Какое-то время было слышно только, как зубья пилы вгрызались в плоть, потом захрустели кости. Меня точно вывернуло наизнанку.
Шипел пылающий золотом валун на перекрёстке.
Визжал, срываясь на вой, волк на земле.
– Леший бы тебя побрал. Заткнись, – раздражённо процедила Настасья Васильевна.
Она выстрелила. Волк затих.
– Хм, видимо, ещё две пули осталось, – посчитала она. – Доктор?! Вы скоро?
И в этот миг в стороне завыли волки.
Они появились точно из ниоткуда. Я закрутил головой, желая увидеть Княжну, но вместо неё заметил старуху. Она стояла у самой кромки леса. Длинные седые волосы стелились плащом по земле.
Ох, Создатель, как она улыбалась. Безумно, точно сама смерть.
– Доктор, – настойчивее повторила Настасья Васильевна, – скорее!
Она выстрелила, попятилась. Раздался глухой щелчок. И только.
– Револьвер! Отдайте мне свой револьвер!
Она встала спиной ко мне, сосредоточившись на волках. Нельзя было упустить шанс. Я схватил её за ноги.
И снова выстрелы, водоворот криков, страха, ночи.
Волки разлетелись в разные стороны, доктор отбросил пилу, выхватил револьвер.

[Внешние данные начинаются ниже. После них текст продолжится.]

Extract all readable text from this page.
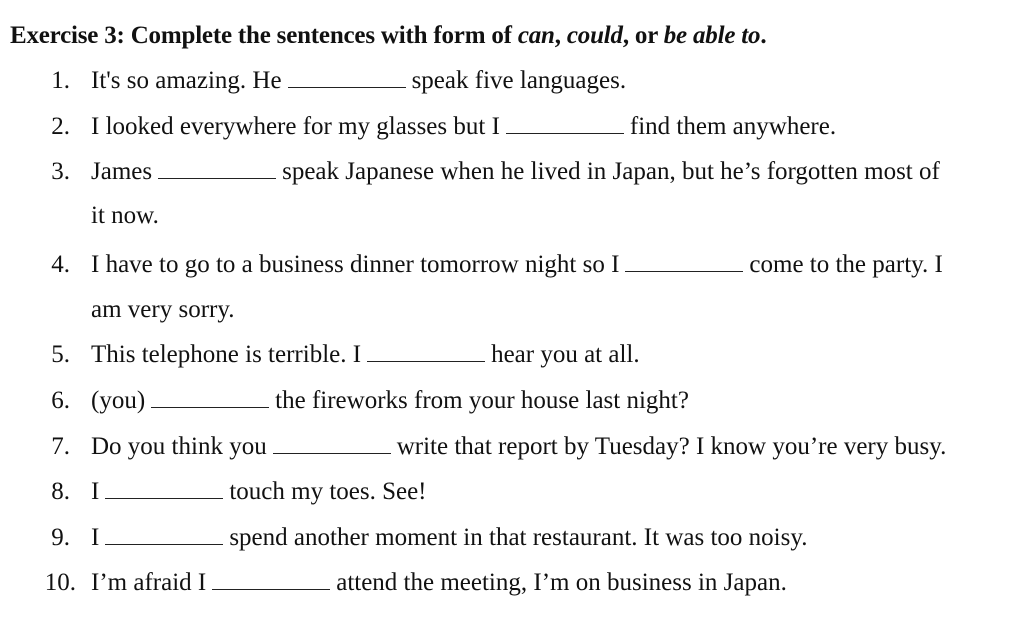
Exercise 3: Complete the sentences with form of can, could, or be able to.
1. It's so amazing. He	speak five languages.
2. I looked everywhere for my glasses but I	find them anywhere.
3. James	speak Japanese when he lived in Japan, but he’s forgotten most of
it now.
4. I have to go to a business dinner tomorrow night so I	come to the party. I
am very sorry.
5. This telephone is terrible. I	hear you at all.
6. (you)	the fireworks from your house last night?
7. Do you think you	write that report by Tuesday? I know you’re very busy.
8. I	touch my toes. See!
9. I	spend another moment in that restaurant. It was too noisy.
10. I’m afraid I	attend the meeting, I’m on business in Japan.
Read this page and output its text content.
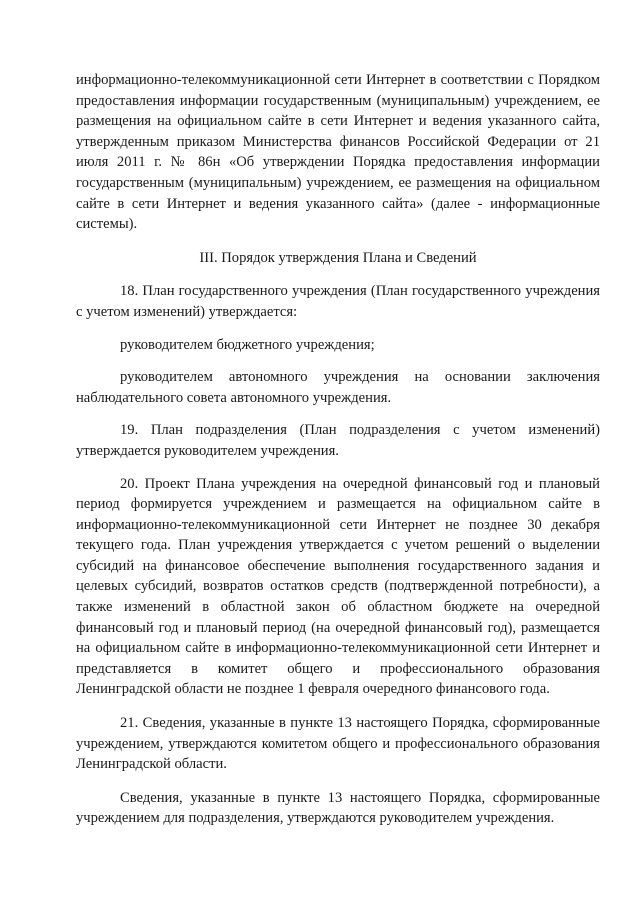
информационно-телекоммуникационной сети Интернет в соответствии с Порядком предоставления информации государственным (муниципальным) учреждением, ее размещения на официальном сайте в сети Интернет и ведения указанного сайта, утвержденным приказом Министерства финансов Российской Федерации от 21 июля 2011 г. № 86н «Об утверждении Порядка предоставления информации государственным (муниципальным) учреждением, ее размещения на официальном сайте в сети Интернет и ведения указанного сайта» (далее - информационные системы).

III. Порядок утверждения Плана и Сведений

18. План государственного учреждения (План государственного учреждения с учетом изменений) утверждается:

руководителем бюджетного учреждения;

руководителем автономного учреждения на основании заключения наблюдательного совета автономного учреждения.

19. План подразделения (План подразделения с учетом изменений) утверждается руководителем учреждения.

20. Проект Плана учреждения на очередной финансовый год и плановый период формируется учреждением и размещается на официальном сайте в информационно-телекоммуникационной сети Интернет не позднее 30 декабря текущего года. План учреждения утверждается с учетом решений о выделении субсидий на финансовое обеспечение выполнения государственного задания и целевых субсидий, возвратов остатков средств (подтвержденной потребности), а также изменений в областной закон об областном бюджете на очередной финансовый год и плановый период (на очередной финансовый год), размещается на официальном сайте в информационно-телекоммуникационной сети Интернет и представляется в комитет общего и профессионального образования Ленинградской области не позднее 1 февраля очередного финансового года.

21. Сведения, указанные в пункте 13 настоящего Порядка, сформированные учреждением, утверждаются комитетом общего и профессионального образования Ленинградской области.

Сведения, указанные в пункте 13 настоящего Порядка, сформированные учреждением для подразделения, утверждаются руководителем учреждения.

А я, хватаясь простреленной рукой за «перечницу», навалился на Настасью Васильевну всем весом. Она укусила меня за запястье, вцепилась как лесной зверь, потянулась ногтями к лицу. Я снова закричал.
Не знаю, не хочу знать, кто из нас это сделал. Мы катались по земле клубком. Хочется думать, что револьвер выстрелил сам. И одновременно мы оба застыли – поражённые, оцепеневшие. Она посмотрела на меня полными удивления глазами.
– Ах ты… – Губы её скривились со злобой, с каким-то почти… восхищением. – Сукин сын…
Мы одновременно взглянули на её рану. Это было скверно, очень скверно.
Волки куда-то пропали. Доктор стоял прямо над нами, целясь из револьвера в темноту.
Позади пылал камень. И ничего, ничего на свете уже не могло удивить меня больше. Кроме поразительной стойкости этой женщины.
– Густав, – позвала она, – не успеешь уже…
– Что? – Остерман даже не опустил голову, точно не видел ничего странного или пугающего в том, что на земле лежала раненая женщина.
– Не успеешь… провести обряд, – проговорила Настасья Васильевна. – Князь, – она перевела на меня взгляд, – отпусти.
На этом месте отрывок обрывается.